И всё-таки женщина выглядела куда как лучше своих спутников.

— Шарль… — Подсунув под голову женщины мягкую скатку, поданную одним из солдат, Буле обратился к адъютанту. — Скачи в лагерь, найди там женщину… Какую-нибудь маркитантку, и ещё кого, чтоб крови не боялась. Кто-то должен её осмотреть. — Капитан кивнул на раненую. — Одежда цела, но могут быть переломы… Ну и врача, само собой, если он никуда не делся…

Незнакомка вдруг судорожно, со свистом вздохнула и подняла веки. Буле чуть не отшатнулся — окружённые сеточкой кровоточащих порезов глаза несчастной светились. Радужки горели мертвенным, бледно-зелёным светом. Капитан вспомнил, что очень похоже фосфоресцировали диковинные южные грибы, виденные им однажды в аптекарской лавке — только тогда это было слабое мерцание в тёмном углу…

— Капитан… — Хрипло произнесла женщина, сфокусировав взгляд на офицере. — Ну… как… Получилось… у нас?

— Если вы о чудовище — более чем получилось. — С чувством ответил Буле. — Оно просто лопнуло, как переполненный бурдюк. Не знаю, что вы за оружие применили, но оно сработало. Правда, боюсь, отдача оказалась слишком сильна. Ваши спутники…

— Вот как… — Раненная опустила веки и несколько минут лежала недвижимо. Когда она вновь открыла глаза, они были нормального голубого цвета — от гнилушечного свечения не осталось и следа.

— Мне нужно написать письмо. Прямо сейчас, пока в сознании… Пока могу. — Сказала женщина чуть окрепшим голосом.

— Э-э… — Буле замялся. — Боюсь, не можете… Вы же правша?

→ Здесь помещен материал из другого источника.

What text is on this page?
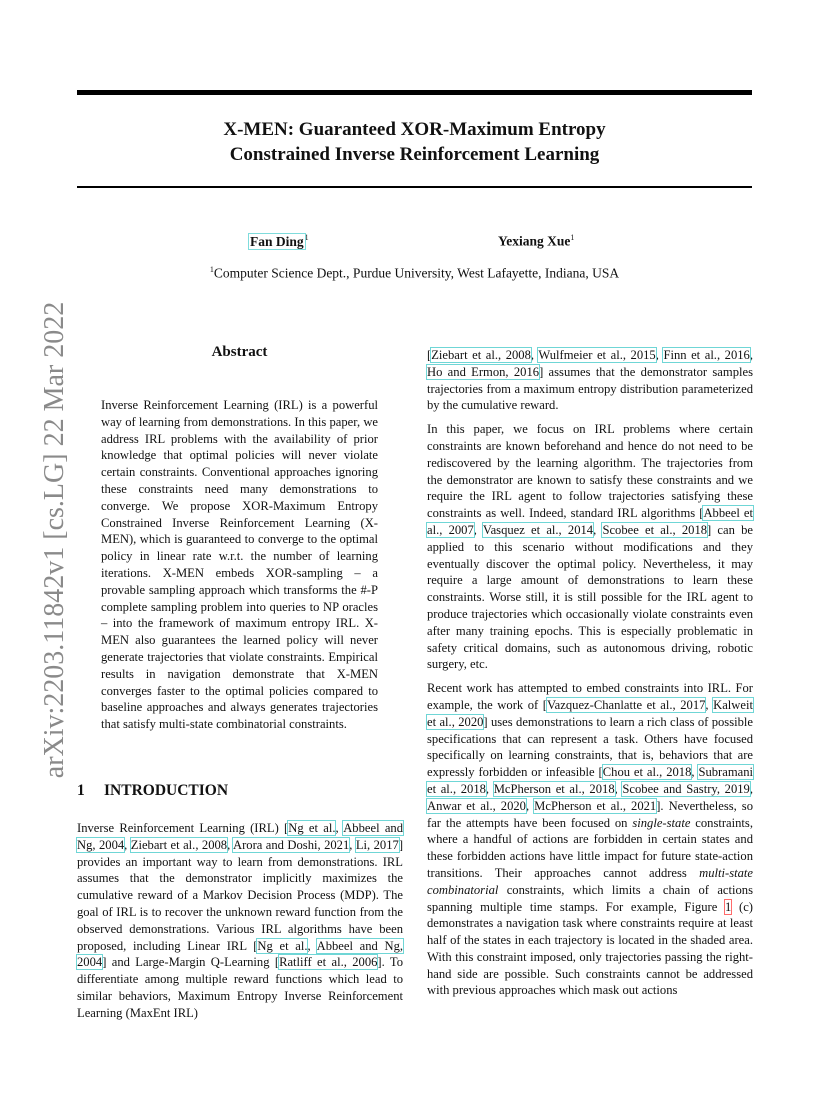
X-MEN: Guaranteed XOR-Maximum Entropy
Constrained Inverse Reinforcement Learning
Fan Ding$^1$	Yexiang Xue$^1$
$^1$Computer Science Dept., Purdue University, West Lafayette, Indiana, USA
arXiv:2203.11842v1 [cs.LG] 22 Mar 2022	Abstract
Inverse Reinforcement Learning (IRL) is a powerful way of learning from demonstrations. In this paper, we address IRL problems with the availability of prior knowledge that optimal policies will never violate certain constraints. Conventional approaches ignoring these constraints need many demonstrations to converge. We propose XOR-Maximum Entropy Constrained Inverse Reinforcement Learning (X-MEN), which is guaranteed to converge to the optimal policy in linear rate w.r.t. the number of learning iterations. X-MEN embeds XOR-sampling – a provable sampling approach which transforms the #-P complete sampling problem into queries to NP oracles – into the framework of maximum entropy IRL. X-MEN also guarantees the learned policy will never generate trajectories that violate constraints. Empirical results in navigation demonstrate that X-MEN converges faster to the optimal policies compared to baseline approaches and always generates trajectories that satisfy multi-state combinatorial constraints.
1 INTRODUCTION

Inverse Reinforcement Learning (IRL) [Ng et al., Abbeel and Ng, 2004, Ziebart et al., 2008, Arora and Doshi, 2021, Li, 2017] provides an important way to learn from demonstrations. IRL assumes that the demonstrator implicitly maximizes the cumulative reward of a Markov Decision Process (MDP). The goal of IRL is to recover the unknown reward function from the observed demonstrations. Various IRL algorithms have been proposed, including Linear IRL [Ng et al., Abbeel and Ng, 2004] and Large-Margin Q-Learning [Ratliff et al., 2006]. To differentiate among multiple reward functions which lead to similar behaviors, Maximum Entropy Inverse Reinforcement Learning (MaxEnt IRL)

[Ziebart et al., 2008, Wulfmeier et al., 2015, Finn et al., 2016, Ho and Ermon, 2016] assumes that the demonstrator samples trajectories from a maximum entropy distribution parameterized by the cumulative reward.

In this paper, we focus on IRL problems where certain constraints are known beforehand and hence do not need to be rediscovered by the learning algorithm. The trajectories from the demonstrator are known to satisfy these constraints and we require the IRL agent to follow trajectories satisfying these constraints as well. Indeed, standard IRL algorithms [Abbeel et al., 2007, Vasquez et al., 2014, Scobee et al., 2018] can be applied to this scenario without modifications and they eventually discover the optimal policy. Nevertheless, it may require a large amount of demonstrations to learn these constraints. Worse still, it is still possible for the IRL agent to produce trajectories which occasionally violate constraints even after many training epochs. This is especially problematic in safety critical domains, such as autonomous driving, robotic surgery, etc.

Recent work has attempted to embed constraints into IRL. For example, the work of [Vazquez-Chanlatte et al., 2017, Kalweit et al., 2020] uses demonstrations to learn a rich class of possible specifications that can represent a task. Others have focused specifically on learning constraints, that is, behaviors that are expressly forbidden or infeasible [Chou et al., 2018, Subramani et al., 2018, McPherson et al., 2018, Scobee and Sastry, 2019, Anwar et al., 2020, McPherson et al., 2021]. Nevertheless, so far the attempts have been focused on single-state constraints, where a handful of actions are forbidden in certain states and these forbidden actions have little impact for future state-action transitions. Their approaches cannot address multi-state combinatorial constraints, which limits a chain of actions spanning multiple time stamps. For example, Figure 1 (c) demonstrates a navigation task where constraints require at least half of the states in each trajectory is located in the shaded area. With this constraint imposed, only trajectories passing the right-hand side are possible. Such constraints cannot be addressed with previous approaches which mask out actions
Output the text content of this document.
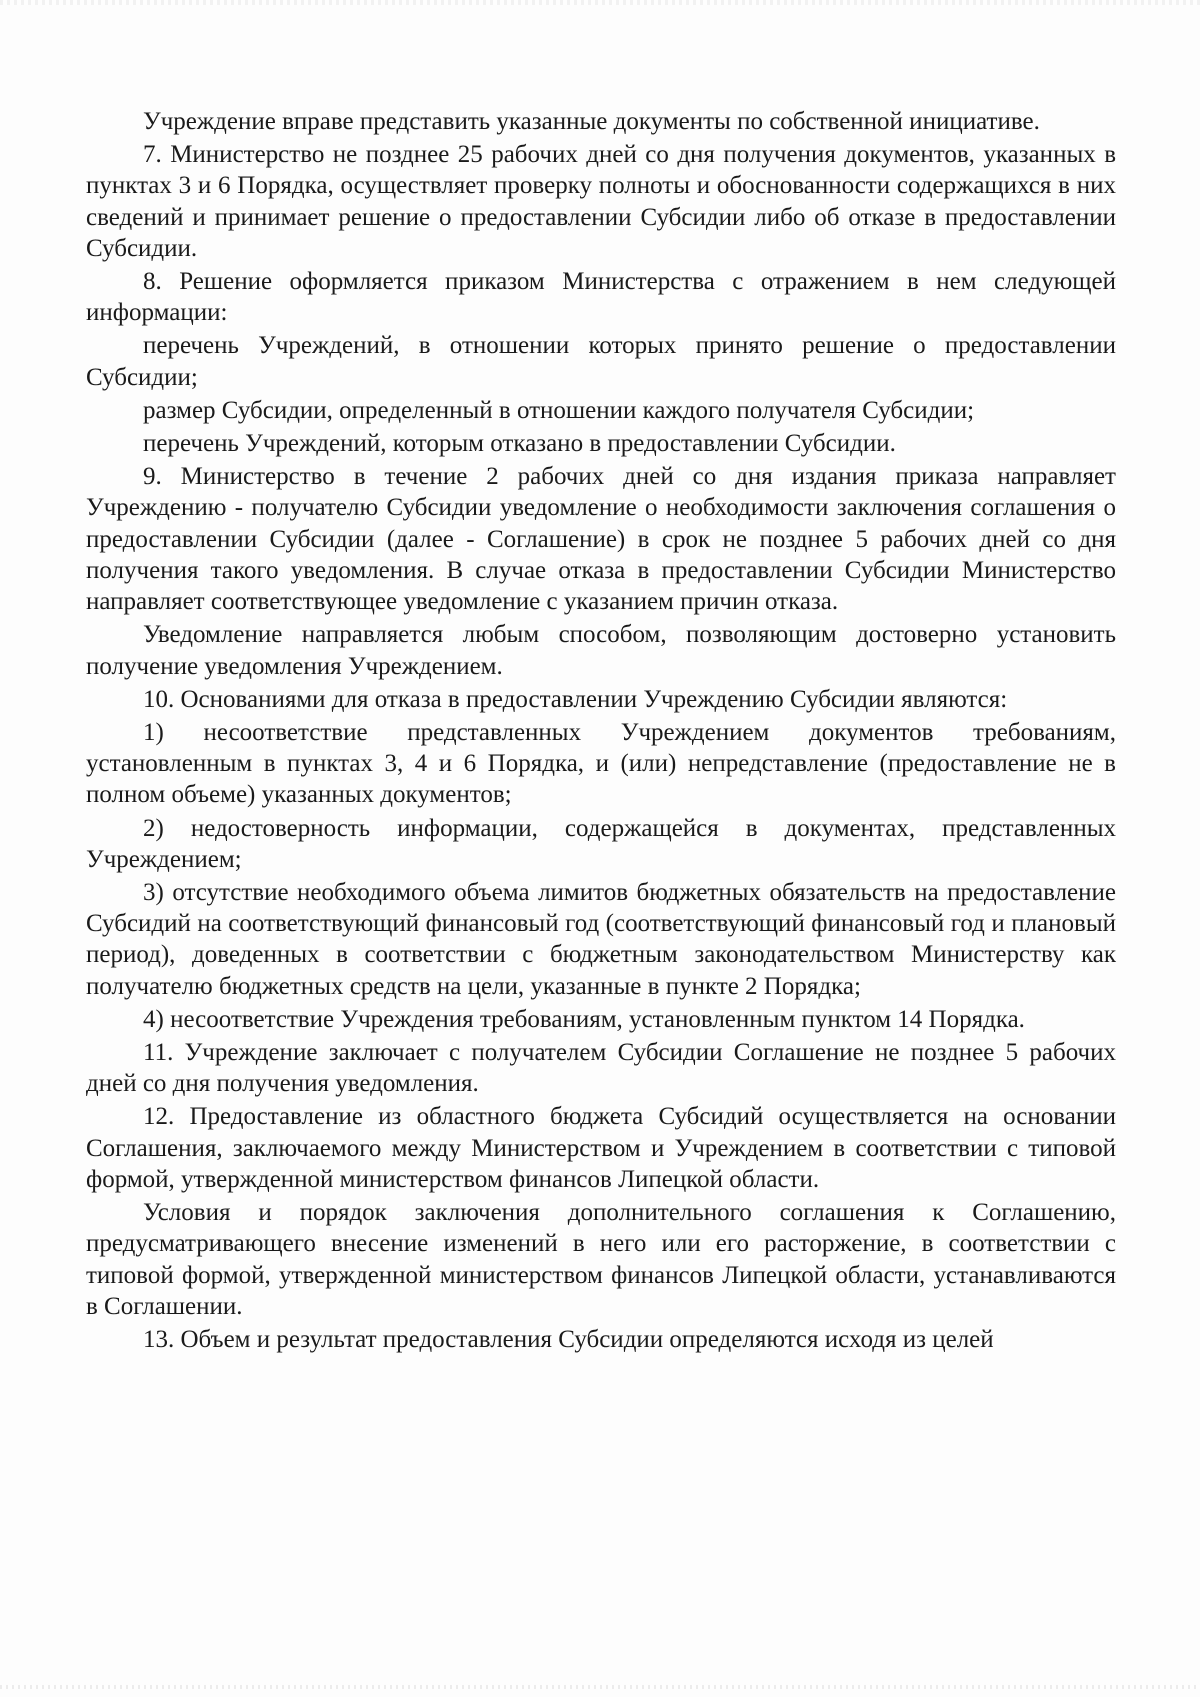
Учреждение вправе представить указанные документы по собственной инициативе.

7. Министерство не позднее 25 рабочих дней со дня получения документов, указанных в пунктах 3 и 6 Порядка, осуществляет проверку полноты и обоснованности содержащихся в них сведений и принимает решение о предоставлении Субсидии либо об отказе в предоставлении Субсидии.

8. Решение оформляется приказом Министерства с отражением в нем следующей информации:

перечень Учреждений, в отношении которых принято решение о предоставлении Субсидии;

размер Субсидии, определенный в отношении каждого получателя Субсидии;

перечень Учреждений, которым отказано в предоставлении Субсидии.

9. Министерство в течение 2 рабочих дней со дня издания приказа направляет Учреждению - получателю Субсидии уведомление о необходимости заключения соглашения о предоставлении Субсидии (далее - Соглашение) в срок не позднее 5 рабочих дней со дня получения такого уведомления. В случае отказа в предоставлении Субсидии Министерство направляет соответствующее уведомление с указанием причин отказа.

Уведомление направляется любым способом, позволяющим достоверно установить получение уведомления Учреждением.

10. Основаниями для отказа в предоставлении Учреждению Субсидии являются:

1) несоответствие представленных Учреждением документов требованиям, установленным в пунктах 3, 4 и 6 Порядка, и (или) непредставление (предоставление не в полном объеме) указанных документов;

2) недостоверность информации, содержащейся в документах, представленных Учреждением;

3) отсутствие необходимого объема лимитов бюджетных обязательств на предоставление Субсидий на соответствующий финансовый год (соответствующий финансовый год и плановый период), доведенных в соответствии с бюджетным законодательством Министерству как получателю бюджетных средств на цели, указанные в пункте 2 Порядка;

4) несоответствие Учреждения требованиям, установленным пунктом 14 Порядка.

11. Учреждение заключает с получателем Субсидии Соглашение не позднее 5 рабочих дней со дня получения уведомления.

12. Предоставление из областного бюджета Субсидий осуществляется на основании Соглашения, заключаемого между Министерством и Учреждением в соответствии с типовой формой, утвержденной министерством финансов Липецкой области.

Условия и порядок заключения дополнительного соглашения к Соглашению, предусматривающего внесение изменений в него или его расторжение, в соответствии с типовой формой, утвержденной министерством финансов Липецкой области, устанавливаются в Соглашении.

13. Объем и результат предоставления Субсидии определяются исходя из целей
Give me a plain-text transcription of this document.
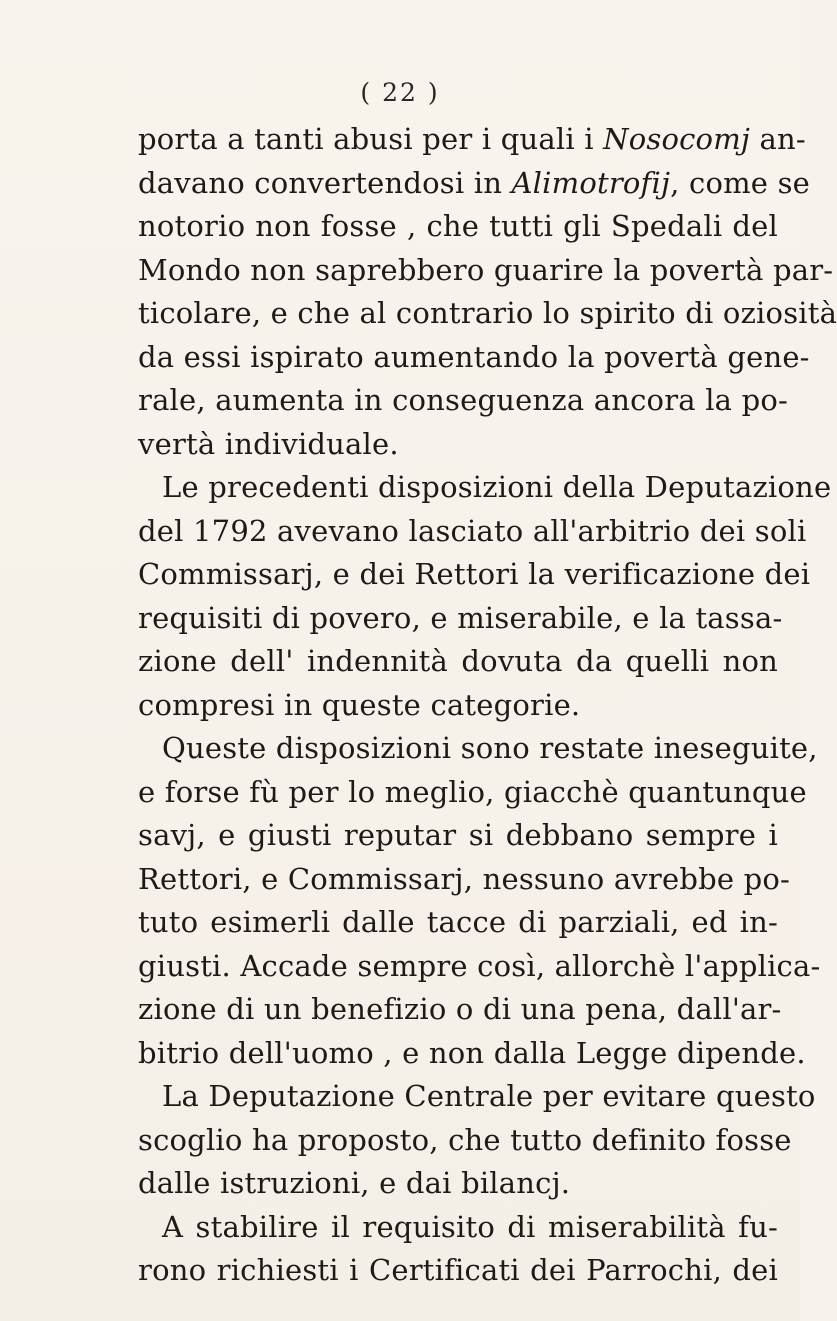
( 22 )
porta a tanti abusi per i quali i Nosocomj an-
davano convertendosi in Alimotrofij, come se
notorio non fosse , che tutti gli Spedali del
Mondo non saprebbero guarire la povertà par-
ticolare, e che al contrario lo spirito di oziosità
da essi ispirato aumentando la povertà gene-
rale, aumenta in conseguenza ancora la po-
vertà individuale.
Le precedenti disposizioni della Deputazione
del 1792 avevano lasciato all'arbitrio dei soli
Commissarj, e dei Rettori la verificazione dei
requisiti di povero, e miserabile, e la tassa-
zione dell' indennità dovuta da quelli non
compresi in queste categorie.
Queste disposizioni sono restate ineseguite,
e forse fù per lo meglio, giacchè quantunque
savj, e giusti reputar si debbano sempre i
Rettori, e Commissarj, nessuno avrebbe po-
tuto esimerli dalle tacce di parziali, ed in-
giusti. Accade sempre così, allorchè l'applica-
zione di un benefizio o di una pena, dall'ar-
bitrio dell'uomo , e non dalla Legge dipende.
La Deputazione Centrale per evitare questo
scoglio ha proposto, che tutto definito fosse
dalle istruzioni, e dai bilancj.
A stabilire il requisito di miserabilità fu-
rono richiesti i Certificati dei Parrochi, dei
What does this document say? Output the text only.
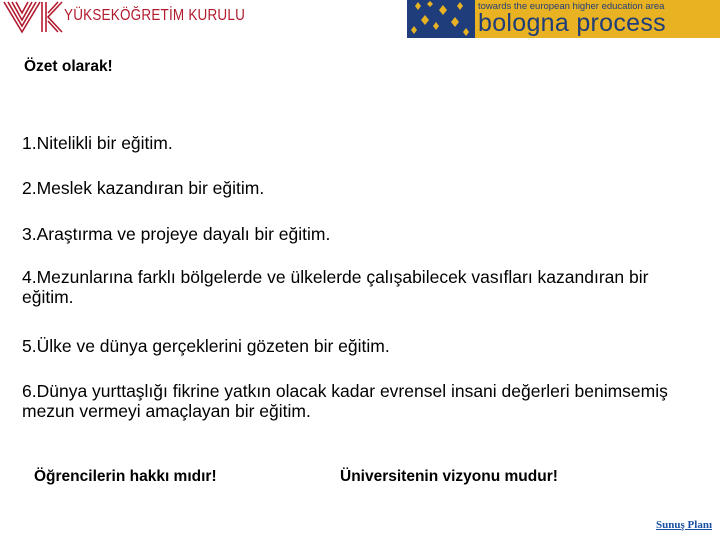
YÜKSEKÖĞRETİM KURULU	towards the european higher education area
bologna process
Özet olarak!
1.Nitelikli bir eğitim.
2.Meslek kazandıran bir eğitim.
3.Araştırma ve projeye dayalı bir eğitim.
4.Mezunlarına farklı bölgelerde ve ülkelerde çalışabilecek vasıfları kazandıran bir eğitim.
5.Ülke ve dünya gerçeklerini gözeten bir eğitim.
6.Dünya yurttaşlığı fikrine yatkın olacak kadar evrensel insani değerleri benimsemiş mezun vermeyi amaçlayan bir eğitim.
Öğrencilerin hakkı mıdır!	Üniversitenin vizyonu mudur!
Sunuş Planı
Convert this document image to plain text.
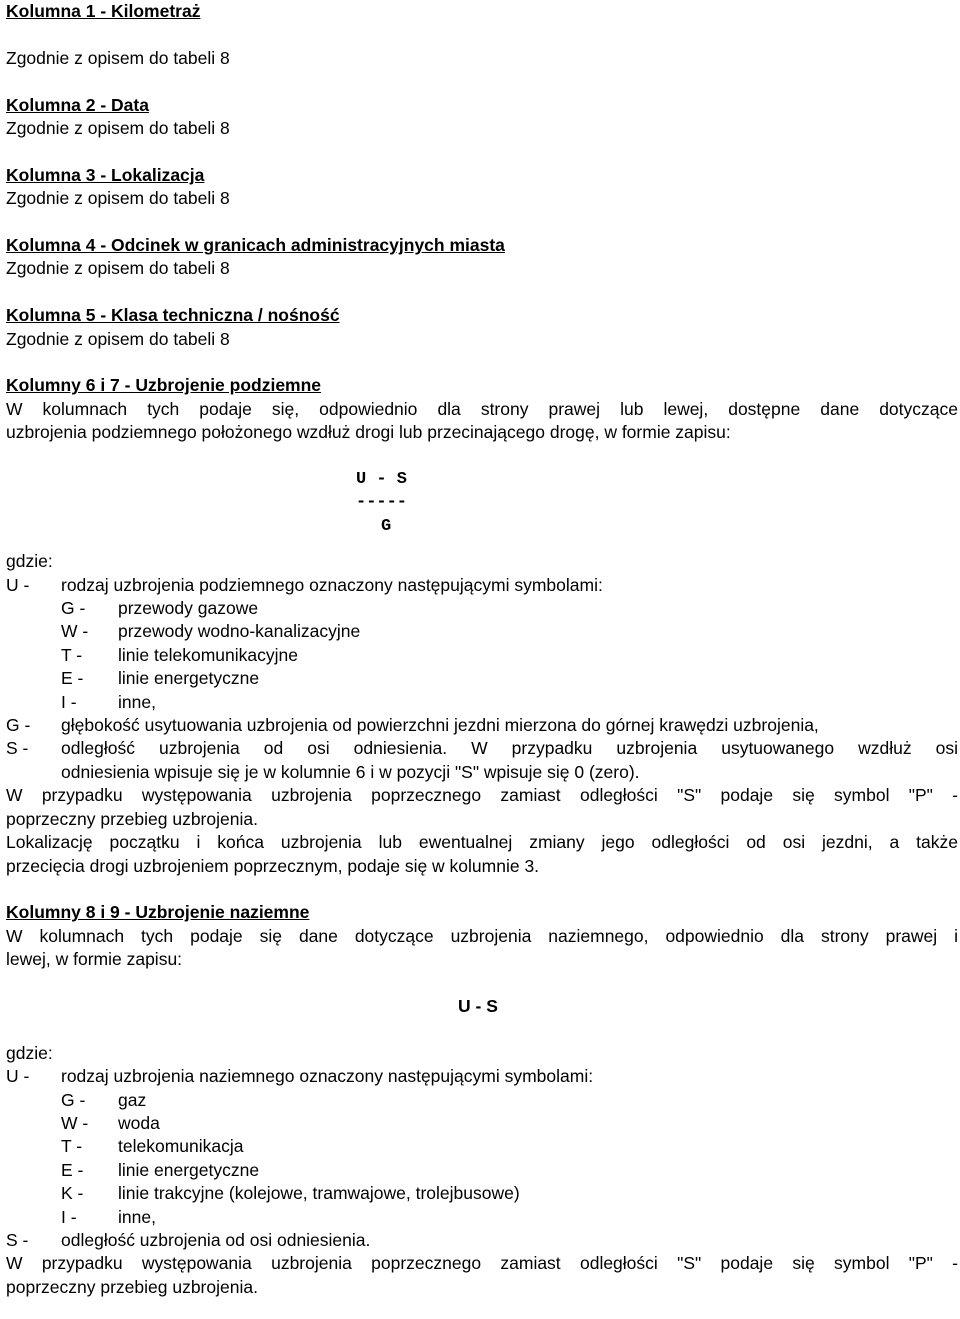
Kolumna 1 - Kilometraż

Zgodnie z opisem do tabeli 8

Kolumna 2 - Data

Zgodnie z opisem do tabeli 8

Kolumna 3 - Lokalizacja

Zgodnie z opisem do tabeli 8

Kolumna 4 - Odcinek w granicach administracyjnych miasta

Zgodnie z opisem do tabeli 8

Kolumna 5 - Klasa techniczna / nośność

Zgodnie z opisem do tabeli 8

Kolumny 6 i 7 - Uzbrojenie podziemne

W kolumnach tych podaje się, odpowiednio dla strony prawej lub lewej, dostępne dane dotyczące

uzbrojenia podziemnego położonego wzdłuż drogi lub przecinającego drogę, w formie zapisu:

U - S
-----
G

gdzie:

U -	rodzaj uzbrojenia podziemnego oznaczony następującymi symbolami:
G -	przewody gazowe
W -	przewody wodno-kanalizacyjne
T -	linie telekomunikacyjne
E -	linie energetyczne
I -	inne,
G -	głębokość usytuowania uzbrojenia od powierzchni jezdni mierzona do górnej krawędzi uzbrojenia,
S -	odległość uzbrojenia od osi odniesienia. W przypadku uzbrojenia usytuowanego wzdłuż osi
odniesienia wpisuje się je w kolumnie 6 i w pozycji "S" wpisuje się 0 (zero).

W przypadku występowania uzbrojenia poprzecznego zamiast odległości "S" podaje się symbol "P" -

poprzeczny przebieg uzbrojenia.

Lokalizację początku i końca uzbrojenia lub ewentualnej zmiany jego odległości od osi jezdni, a także

przecięcia drogi uzbrojeniem poprzecznym, podaje się w kolumnie 3.

Kolumny 8 i 9 - Uzbrojenie naziemne

W kolumnach tych podaje się dane dotyczące uzbrojenia naziemnego, odpowiednio dla strony prawej i

lewej, w formie zapisu:

U - S

gdzie:

U -	rodzaj uzbrojenia naziemnego oznaczony następującymi symbolami:
G -	gaz
W -	woda
T -	telekomunikacja
E -	linie energetyczne
K -	linie trakcyjne (kolejowe, tramwajowe, trolejbusowe)
I -	inne,
S -	odległość uzbrojenia od osi odniesienia.

W przypadku występowania uzbrojenia poprzecznego zamiast odległości "S" podaje się symbol "P" -

poprzeczny przebieg uzbrojenia.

Женщина нахмурилась и с кряхтением приподняла голову со скатки. Посмотрела на свою обгоревшую руку. Неожиданно криво усмехнулась:

— Вот дьявол… А я-то думаю, чего всё тело болит, а она — нет. Тогда я надиктую. Срочно. — Она откинулась на одеяло. — Надо успеть. Скоро почувствую боль… Вы же грамотны?

— Да.

— Вот вы и запишете. Письмо доставите в Париж, по определённому адресу. Без промедления. А если я выживу и поправлюсь, то туда же отвезёте и меня.

— Но… мадемуазель… Париж ведь оставлен. Там уже с полгода даже бродяг нет.

— Ну… — Страшноватая ухмылка на бледном, окровавленном лице сделалась шире. — Кое-кто там всё же есть…


Радуга, рождённая кровавой взвесью, побледнела настолько, что её едва можно было разглядеть. Едва перевалило за полдень, солнце лениво ползло по небу, но для людей внизу тяжёлый день седьмого августа 1808-го года подходил к концу…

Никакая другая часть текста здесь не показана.